The 3K3A-APC Phase 2a study does not include a placebo arm, so every patient enrolled gets active treatment. The trial begins with a series of measurements, including an MRI scan and other scans to measure inflammation in the brain, as well as blood tests and lumbar punctures before treatment begins. Those assessments are repeated after treatment to determine whether there has been a biological effect. While principally a safety study, the measurements are key to determining whether the drug changes the biology of ALS.
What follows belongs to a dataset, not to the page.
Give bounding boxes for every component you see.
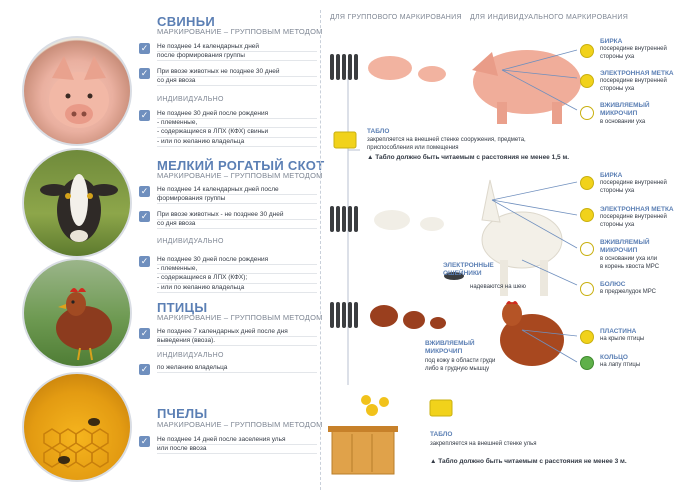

“The study will only involve 16 patients and it is expected to cost AU$1 million to run, but we’re very excited to be working with ZZ Biotech on this project,” Rowe says. “I spoke to Matt on the first day we had patients in and the emotion in his voice when he understood the impact of what he'd done in honor of his mate hit home that we all need to do more to address MND.”
Challenges with ALS research
There are currently no effective treatments to halt or reverse the progression of MND/ALS, although there are two medications that can slow the disease progression: Radicava, which is an antioxidant that can slow the worsening of the disease and Rilutek, which reduces damage to the motor nerves.
Several companies are looking at novel approaches to genetic forms of MND, but much still remains unknown as to why people develop the disease, Rowe says. While some MND cases are genetic, the majority are sporadic, and, while risk factors are not clearly understood, Rowe says it is highly likely that sporadic MND has environmental triggers.
“As a cause of death in Australia, MND has increased 257% over the last 30 years, and that increase has to be environmental,” Rowe says. “If we can untangle the environmental triggers we can potentially prevent sporadic MND.”
For this reason, Macquarie University is lobbying to make MND a notifiable disease in Australia so there is a system to identify who's had MND, where they live, and how long they've lived with the disease. In the U.S., some states have a state-based notification system, but the systems are not harmonized onto a single platform, so the data remains siloed. The one country that does have a notification system is France, Rowe says.
As with most rare diseases, advancing research into MND has been held back by several factors. First, since the disease is infrequent and very few health care practitioners will ever see a patient with MND, early recognition and diagnosis is tricky. And because clinical trial inclusion/exclusion criteria are skewed toward people early on in the disease, only about 10-15% of all MND patients are eligible for access to clinical trials.
According to Rowe, another issue is a lack of the needed expertise and critical mass to conduct sophisticated clinical trials.
“There is no other place in Australia that has the kit and the staff that would enable us to execute a trial like the one we’re doing for 3K3A-APC,” Rowe says.
Where progress is being made is in building awareness and raising funds to support research into MND. In Australia, FightMND has played an important role in bringing MND to the forefront, while in the U.S. the ALS Therapy Development Institute, a nonprofit biotech company, has become the world’s foremost drug discovery lab focused exclusively on MND/ALS.
“It remains an axiom that MND is not curable; we just need to be smarter about the funding and understanding the biology of the disease, and if we understand the mechanisms that underpin it, how it progresses, and susceptibility factors, perhaps it will become preventable,” Rowe says.